Eldon robotics attending international competition

Members of the Gearheads robotics team present to the Eldon School Board in March. The board approved the mid-April trip to FIRST LEGO world championship.
Members of the Gearheads robotics team present to the Eldon School Board in March. The board approved the mid-April trip to FIRST LEGO world championship.

The Eldon Upper Elementary robotics team is headed to the FIRST LEGO world championship.

For the second consecutive year, Eldon will compete among 500,000 teams on their robot design, presentation and core values.

Coaches Colleen Abbott, Twyla Limbach and Corey Matthias will accompany 10 students and their parents to the George R. Brown Convention Center in Houston, Texas.

A pep-rally to send off the group was Friday.

"There's not a single person up here that made this team go forward," Abbott said. "There's a lot of people who have helped in a lot of ways. The community is what makes a trip like this possible."

After the group learned their second-place win on the state level in Camdenton advanced them to the world championship, they began fundraising for the six-day trip.

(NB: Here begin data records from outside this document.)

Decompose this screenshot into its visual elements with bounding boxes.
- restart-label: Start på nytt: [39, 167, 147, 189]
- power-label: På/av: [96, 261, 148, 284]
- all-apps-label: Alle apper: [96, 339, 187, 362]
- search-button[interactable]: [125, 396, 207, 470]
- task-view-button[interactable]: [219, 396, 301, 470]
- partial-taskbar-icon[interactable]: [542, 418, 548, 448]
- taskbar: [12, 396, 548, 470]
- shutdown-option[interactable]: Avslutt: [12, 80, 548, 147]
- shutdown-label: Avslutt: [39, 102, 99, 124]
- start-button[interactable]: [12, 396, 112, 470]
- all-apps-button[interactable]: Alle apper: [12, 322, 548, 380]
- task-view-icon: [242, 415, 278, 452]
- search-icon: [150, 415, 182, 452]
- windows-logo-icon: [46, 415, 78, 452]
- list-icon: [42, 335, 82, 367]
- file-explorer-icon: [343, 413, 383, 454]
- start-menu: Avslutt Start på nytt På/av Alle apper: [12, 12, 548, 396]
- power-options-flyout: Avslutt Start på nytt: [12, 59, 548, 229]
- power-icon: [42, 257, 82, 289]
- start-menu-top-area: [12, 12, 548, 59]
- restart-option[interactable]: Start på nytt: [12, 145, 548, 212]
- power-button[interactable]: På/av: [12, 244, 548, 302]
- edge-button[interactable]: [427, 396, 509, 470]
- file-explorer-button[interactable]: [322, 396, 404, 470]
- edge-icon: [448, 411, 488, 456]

The team Eldon Gearheads includes: fourth-graders Sam Naught, Jayda Hibler and Edmund Kaibel; fifth-graders Brenner Johnson, C.J. Moyeda, Damien McLaughlin and Braxton Edinger; and sixth-graders Kendyl Jones, Owen Martin and Aiden Allison.

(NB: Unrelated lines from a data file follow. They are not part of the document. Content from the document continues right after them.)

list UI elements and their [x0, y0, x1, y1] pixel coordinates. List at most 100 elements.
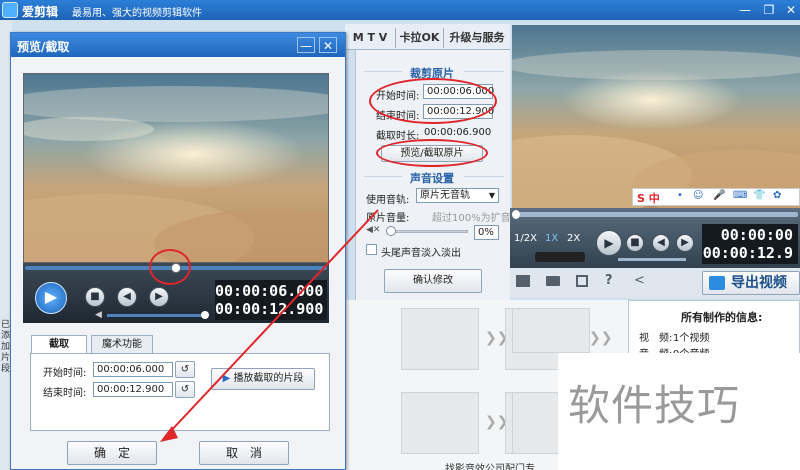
right-seek-handle[interactable]	[512, 210, 520, 219]
dialog-play-button[interactable]: ▶	[35, 282, 67, 314]
right-play-button[interactable]: ▶	[596, 230, 622, 256]
play-clip-icon: ▶	[222, 373, 234, 384]
duration-label: 截取时长:	[376, 131, 420, 142]
mute-speaker-icon[interactable]: ◀✕	[366, 225, 380, 235]
dialog-volume-slider[interactable]	[107, 314, 203, 317]
right-player-controls: 1/2X 1X 2X ▶ ■ ◀ ▶ 00:00:00 00:00:12.9	[510, 208, 800, 268]
crop-tab-body: 开始时间: 00:00:06.000 ↺ 结束时间: 00:00:12.900 …	[30, 353, 330, 431]
fade-checkbox[interactable]	[366, 244, 377, 255]
volume-hint: 超过100%为扩音	[432, 213, 511, 224]
dialog-player-controls: ▶ ■ ◀ ▶ ◀ 00:00:06.000 00:00:12.900	[23, 263, 329, 323]
tab-karaoke[interactable]: 卡拉OK	[395, 28, 443, 48]
keyboard-icon[interactable]: ⌨	[733, 190, 747, 201]
dialog-end-field[interactable]: 00:00:12.900	[93, 382, 173, 397]
ime-icon-dot[interactable]: •	[677, 190, 683, 201]
tab-upgrade-service[interactable]: 升级与服务	[443, 28, 510, 48]
volume-label: 原片音量:	[366, 213, 410, 224]
app-logo-icon	[2, 2, 18, 18]
export-video-button[interactable]: 导出视频	[702, 271, 800, 295]
tab-crop[interactable]: 截取	[31, 335, 87, 353]
speed-half[interactable]: 1/2X	[514, 233, 537, 244]
app-slogan: 最易用、强大的视频剪辑软件	[72, 8, 202, 19]
track-select-value: 原片无音轨	[420, 190, 470, 201]
dialog-speaker-icon[interactable]: ◀	[95, 310, 102, 320]
save-icon[interactable]	[576, 275, 588, 287]
dialog-title: 预览/截取	[17, 40, 70, 54]
dialog-start-pick-icon[interactable]: ↺	[175, 361, 195, 378]
emoji-icon[interactable]: ☺	[693, 190, 703, 201]
skin-icon[interactable]: 👕	[753, 190, 765, 201]
dialog-ok-button[interactable]: 确 定	[67, 441, 157, 465]
right-seek-bar[interactable]	[512, 212, 798, 217]
dialog-time-total: 00:00:12.900	[215, 300, 324, 318]
dialog-stop-button[interactable]: ■	[85, 287, 105, 307]
dialog-start-field[interactable]: 00:00:06.000	[93, 362, 173, 377]
speed-1x[interactable]: 1X	[545, 233, 558, 244]
folder-icon[interactable]	[546, 276, 560, 286]
watermark-text: 软件技巧	[568, 381, 741, 430]
film-icon[interactable]	[516, 275, 530, 287]
stats-panel: 所有制作的信息: 视 频: 1个视频 音 频: 0个音频	[628, 300, 800, 360]
right-stop-button[interactable]: ■	[626, 234, 644, 252]
clip-slot[interactable]	[401, 308, 479, 370]
dialog-minimize-button[interactable]: —	[297, 37, 315, 53]
preview-crop-dialog: 预览/截取 — ✕ ▶ ■ ◀ ▶ ◀ 00:00:06.000 00:00:1…	[10, 32, 346, 470]
dialog-end-label: 结束时间:	[43, 388, 87, 399]
dialog-volume-handle[interactable]	[201, 311, 209, 319]
dialog-prev-frame-button[interactable]: ◀	[117, 287, 137, 307]
dialog-end-pick-icon[interactable]: ↺	[175, 381, 195, 398]
share-icon[interactable]: <	[634, 273, 645, 288]
volume-value-field[interactable]: 0%	[474, 225, 499, 240]
restore-button[interactable]: ❐	[760, 1, 778, 19]
chevron-right-icon: ❯❯	[589, 330, 613, 346]
dialog-title-bar: 预览/截取 — ✕	[11, 33, 345, 57]
minimize-button[interactable]: —	[736, 1, 754, 19]
speed-2x[interactable]: 2X	[567, 233, 580, 244]
end-time-label: 结束时间:	[376, 111, 420, 122]
tab-mtv[interactable]: M T V	[345, 28, 395, 48]
start-time-field[interactable]: 00:00:06.000	[423, 84, 494, 99]
right-next-frame-button[interactable]: ▶	[676, 234, 694, 252]
dialog-next-frame-button[interactable]: ▶	[149, 287, 169, 307]
export-video-label: 导出视频	[731, 275, 787, 291]
start-time-label: 开始时间:	[376, 91, 420, 102]
close-window-button[interactable]: ✕	[782, 1, 800, 19]
volume-slider-handle[interactable]	[386, 226, 396, 236]
microphone-icon[interactable]: 🎤	[713, 190, 725, 201]
play-clip-button[interactable]: ▶ 播放截取的片段	[211, 368, 315, 390]
export-toolbar: ? < 导出视频	[510, 268, 800, 298]
play-clip-label: 播放截取的片段	[233, 373, 304, 384]
right-time-total: 00:00:12.9	[702, 244, 793, 262]
duration-value: 00:00:06.900	[424, 127, 492, 138]
end-time-field[interactable]: 00:00:12.900	[423, 104, 494, 119]
dialog-start-label: 开始时间:	[43, 368, 87, 379]
export-icon	[709, 276, 725, 290]
right-volume-slider[interactable]	[618, 258, 686, 261]
settings-flower-icon[interactable]: ✿	[773, 190, 781, 201]
confirm-edit-button[interactable]: 确认修改	[384, 269, 482, 293]
preview-crop-button[interactable]: 预览/截取原片	[381, 145, 483, 162]
dialog-video-preview	[23, 73, 329, 263]
ime-toolbar[interactable]: S 中 • ☺ 🎤 ⌨ 👕 ✿	[632, 188, 800, 206]
dialog-close-button[interactable]: ✕	[319, 37, 337, 53]
fade-label: 头尾声音淡入淡出	[381, 248, 461, 259]
right-time-current: 00:00:00	[720, 226, 793, 244]
help-icon[interactable]: ?	[605, 273, 613, 288]
track-label: 使用音轨:	[366, 195, 410, 206]
app-title-bar: 爱剪辑 最易用、强大的视频剪辑软件 — ❐ ✕	[0, 0, 800, 20]
main-tab-bar: M T V 卡拉OK 升级与服务	[345, 24, 510, 50]
dialog-cancel-button[interactable]: 取 消	[199, 441, 289, 465]
track-select[interactable]: 原片无音轨 ▼	[416, 188, 499, 203]
volume-slider-track[interactable]	[388, 230, 468, 233]
speed-slider[interactable]	[535, 252, 585, 262]
crop-settings-panel: 裁剪原片 开始时间: 00:00:06.000 结束时间: 00:00:12.9…	[355, 50, 511, 300]
right-prev-frame-button[interactable]: ◀	[652, 234, 670, 252]
dialog-time-current: 00:00:06.000	[215, 282, 324, 300]
clip-slot[interactable]	[401, 392, 479, 454]
tab-magic[interactable]: 魔术功能	[91, 335, 153, 353]
clip-slot[interactable]	[512, 308, 590, 353]
audio-section-title: 声音设置	[410, 172, 454, 185]
dialog-seek-handle[interactable]	[171, 263, 181, 273]
stats-video-value: 1个视频	[673, 333, 710, 344]
app-name: 爱剪辑	[22, 5, 59, 19]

Part of the club is funded by the 21st Century Community Learning Center grant. The Learning Enriched Afterschool Program, which offers after-school clubs for the district, received a five-year grant for $400,000. Eldon has six teams from elementary through high school.

The Gearheads will present on the sustainability of life for astronauts in space. After learning it cost $50,000 to send a single water bottle into space, the group thought of a way for astronauts to grow their own food.

A machine would take human waste and process it for fertilizer. Special pill pockets would be used to grow the plants.

In the club, students learn how to engage with the community, how to think critically and the importance of team work.

Abbott said this will be the first flight for many of the students and possibly their largest international experience. The school is not very diverse, she added, and the trip offers more opportunities.

Johnson said he is not nervous for the trip because he competed last year. In 2018, team RoboH20 went to the world championship.

Although they considered missing the trip after the unexpected death of coach Jerry Barsby, the team went on in his memory.

This year, Abbott said they are going knowing he would be proud.